На борту стоял сильный шум, так как судно разгружалось; и когда я отважилась подняться на палубу, капитан довольно грубо сказал, что мне лучше оставаться в каюте, пока он не сможет отвести меня на берег.
В конце концов, он пришел за мной, и мы пошли по большой набережной, где было очень много людей; все говорили на незнакомом языке, так что я совсем испугалась и вцепилась в руку капитана. Он взял меня в таверну, где мы обедали с другими людьми за длинным столом, и он сказал мне, что это был табльдот; но я не знаю, что это значит, если это имело какое-то отношение к ужину, то у нас был пирог с мясом и овощами, и жидкий суп из кислой капусты, — что мне совсем не понравилось.
После этого мы отправились в каретную контору, где он заплатил за меня немного денег, а затем во двор, где стояла большая громоздкая повозка. Там капитан дал мне билет, который, по его словам, обеспечил мне место на всем пути; бумагу в маленьком футляре, которая, как он сказал, была моим паспортом; кошелек с деньгами и пакетик сладкого печенья. Затем он усадил меня в удобный уголок, очень ласково пожал мне руку, попрощался и ушел.
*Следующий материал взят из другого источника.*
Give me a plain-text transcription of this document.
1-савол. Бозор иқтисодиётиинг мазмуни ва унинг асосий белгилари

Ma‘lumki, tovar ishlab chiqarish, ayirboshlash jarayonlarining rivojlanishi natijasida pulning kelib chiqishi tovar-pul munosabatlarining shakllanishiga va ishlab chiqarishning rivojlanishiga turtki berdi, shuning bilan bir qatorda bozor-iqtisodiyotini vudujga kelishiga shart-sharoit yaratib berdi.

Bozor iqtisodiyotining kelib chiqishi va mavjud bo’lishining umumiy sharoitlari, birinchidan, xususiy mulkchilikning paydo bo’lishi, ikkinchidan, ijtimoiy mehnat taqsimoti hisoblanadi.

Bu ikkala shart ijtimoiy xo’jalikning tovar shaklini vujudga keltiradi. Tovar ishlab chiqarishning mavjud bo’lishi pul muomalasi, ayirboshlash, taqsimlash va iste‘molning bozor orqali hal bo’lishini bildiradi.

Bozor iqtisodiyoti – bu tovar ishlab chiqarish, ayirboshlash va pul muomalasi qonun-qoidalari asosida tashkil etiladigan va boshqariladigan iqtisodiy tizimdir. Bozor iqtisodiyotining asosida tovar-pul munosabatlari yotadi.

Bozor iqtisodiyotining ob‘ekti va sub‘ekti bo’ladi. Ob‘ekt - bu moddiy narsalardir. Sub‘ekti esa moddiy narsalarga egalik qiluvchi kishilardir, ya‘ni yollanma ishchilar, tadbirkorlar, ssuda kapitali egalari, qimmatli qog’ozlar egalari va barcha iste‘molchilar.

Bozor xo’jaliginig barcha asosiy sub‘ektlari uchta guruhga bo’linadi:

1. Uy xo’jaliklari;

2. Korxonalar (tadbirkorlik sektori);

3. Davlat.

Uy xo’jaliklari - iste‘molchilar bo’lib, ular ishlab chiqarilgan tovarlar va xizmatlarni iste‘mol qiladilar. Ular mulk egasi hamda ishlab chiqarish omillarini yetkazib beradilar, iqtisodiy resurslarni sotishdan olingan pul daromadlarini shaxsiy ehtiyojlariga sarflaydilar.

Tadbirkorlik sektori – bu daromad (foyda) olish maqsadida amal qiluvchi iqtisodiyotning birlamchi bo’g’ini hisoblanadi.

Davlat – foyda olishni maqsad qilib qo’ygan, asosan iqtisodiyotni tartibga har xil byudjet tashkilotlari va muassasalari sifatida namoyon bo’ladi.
Теперь я была еще более одинока, чем когда-либо. Наступил вечер. Двое или трое других пассажиров заняли свои места внутри, но ни один из них не говорил по-английски. Возницы и почтальоны закричали; лошади громко застучали копытами, и мы тронулись в путь. Вскоре я заснула, просыпаясь, время от времени, только затем, чтобы обнаружить: снаружи была темная ночь и все мои спутники тоже спали. На следующее утро мы вышли около невзрачной гостиницы, в невзрачной деревне, и позавтракали. Затем мы снова проехали много утомительных миль по плоской унылой местности с каналами, ветряными мельницами и огромными стадами скота, снова и снова.